Julie Lofstad beats Richard Yastrzemski in Southampton Town Council race

By: 
Will James
Publication: 
Newsday
Jan
27
2016

Democrat Julie Lofstad defeated Republican Richard Yastrzemski in a Southampton Town special election Tuesday.
With all 42 electoral districts counted, Lofstad had 2,771 votes to Yastrzemski’s 1,721, according to preliminary results from the Suffolk County Board of Elections.
Lofstad will serve the two years left in the unfinished term of ex-Councilman Bradley Bender, who pleaded guilty to selling oxycodone pills and resigned Nov. 24.
Her victory means a Democratic-Independence alliance will continue to control the South Fork town, where the GOP dominated politics for decades until 2013.
Lofstad also had the backing of the Independence and Conservative parties in the special election. Yastrzemski had only the Republican line.

“We knew going in we had an uphill battle, but me and my team, we worked hard,” Yastrzemski said Tuesday night. “I thought it was two respectful races.

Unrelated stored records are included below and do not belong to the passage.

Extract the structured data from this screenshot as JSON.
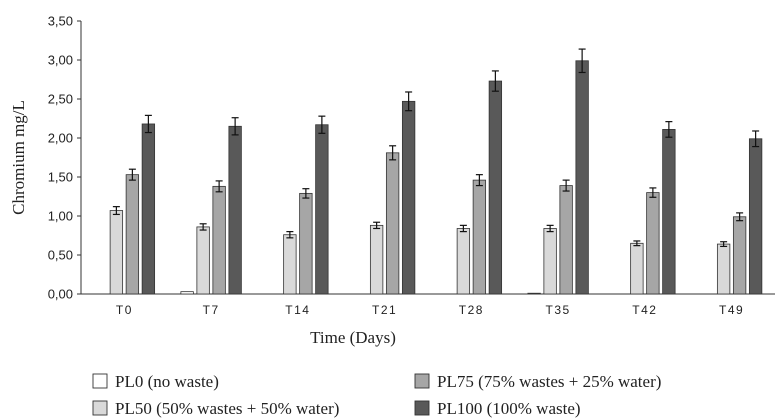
{
  "chart_data": {
    "type": "bar",
    "xlabel": "Time (Days)",
    "ylabel": "Chromium mg/L",
    "ylim": [
      0,
      3.5
    ],
    "yticks": [
      "0,00",
      "0,50",
      "1,00",
      "1,50",
      "2,00",
      "2,50",
      "3,00",
      "3,50"
    ],
    "categories": [
      "T0",
      "T7",
      "T14",
      "T21",
      "T28",
      "T35",
      "T42",
      "T49"
    ],
    "error_bars": true,
    "legend_position": "bottom",
    "series": [
      {
        "name": "PL0 (no waste)",
        "color": "#ffffff",
        "values": [
          0.0,
          0.03,
          0.0,
          0.0,
          0.0,
          0.01,
          0.0,
          0.0
        ],
        "errors": [
          0.0,
          0.0,
          0.0,
          0.0,
          0.0,
          0.0,
          0.0,
          0.0
        ]
      },
      {
        "name": "PL50 (50% wastes + 50% water)",
        "color": "#d9d9d9",
        "values": [
          1.07,
          0.86,
          0.76,
          0.88,
          0.84,
          0.84,
          0.65,
          0.64
        ],
        "errors": [
          0.05,
          0.04,
          0.04,
          0.04,
          0.04,
          0.04,
          0.03,
          0.03
        ]
      },
      {
        "name": "PL75 (75% wastes + 25% water)",
        "color": "#a6a6a6",
        "values": [
          1.53,
          1.38,
          1.29,
          1.81,
          1.46,
          1.39,
          1.3,
          0.99
        ],
        "errors": [
          0.07,
          0.07,
          0.06,
          0.09,
          0.07,
          0.07,
          0.06,
          0.05
        ]
      },
      {
        "name": "PL100 (100% waste)",
        "color": "#595959",
        "values": [
          2.18,
          2.15,
          2.17,
          2.47,
          2.73,
          2.99,
          2.11,
          1.99
        ],
        "errors": [
          0.11,
          0.11,
          0.11,
          0.12,
          0.13,
          0.15,
          0.1,
          0.1
        ]
      }
    ]
  }
}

She’s a good person and she’s got her work cut out for her.”
Both Lofstad and Yastrzemski competed less than three months ago in the Nov. 3 general election.
Yastrzemski, a Southampton Village trustee, was the GOP candidate for town supervisor last year but lost to Independence Party member Jay Schneiderman.
Lofstad, a community activist from Hampton Bays, fell 115 votes short of winning a town board seat in a four-way race.
Democratic-leaning officials have had a three-person majority on the Southampton Town Board since 2013, when victories by former Supervisor Anna Throne-Holst, Democrat Bridget Fleming and Bender broke years of rule by Republicans and Conservatives.

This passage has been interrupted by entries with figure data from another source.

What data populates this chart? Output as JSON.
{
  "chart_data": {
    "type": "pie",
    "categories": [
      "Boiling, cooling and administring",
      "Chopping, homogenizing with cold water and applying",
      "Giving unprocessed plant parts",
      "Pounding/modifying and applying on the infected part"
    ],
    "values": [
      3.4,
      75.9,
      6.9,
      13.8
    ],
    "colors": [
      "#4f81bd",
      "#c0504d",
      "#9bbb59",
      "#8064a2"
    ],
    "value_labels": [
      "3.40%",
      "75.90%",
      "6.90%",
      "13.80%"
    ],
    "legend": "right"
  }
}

Throne-Holst, an Independence Party member, left office at the end of 2015 to seek the Democratic nomination for Congress. Fleming was elected to the Suffolk legislature in November.

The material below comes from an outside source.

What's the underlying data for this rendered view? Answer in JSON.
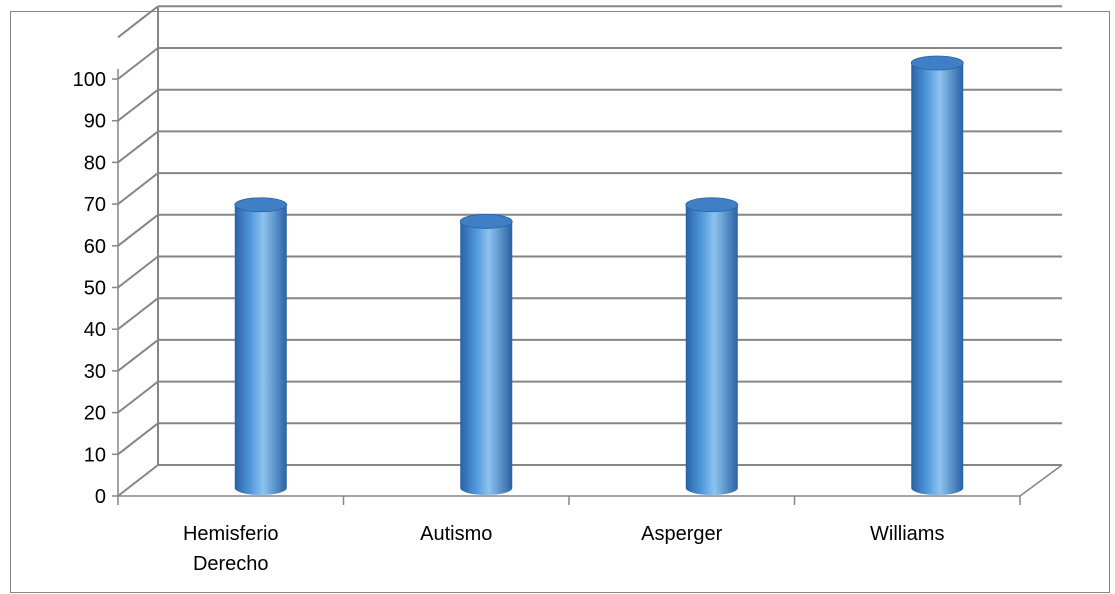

Schneiderman, the new supervisor, is an Independence Party member and former Suffolk legislator who ran alongside Democrats in November.
Also on the town board is Democrat John Bouvier and Republicans Christine Scalera and Stan Glinka.
During the campaigns in the fall and this winter, Lofstad stressed the importance of water quality, while Yastrzemski touted his management experience as a member of the Southampton Village Board since 2008.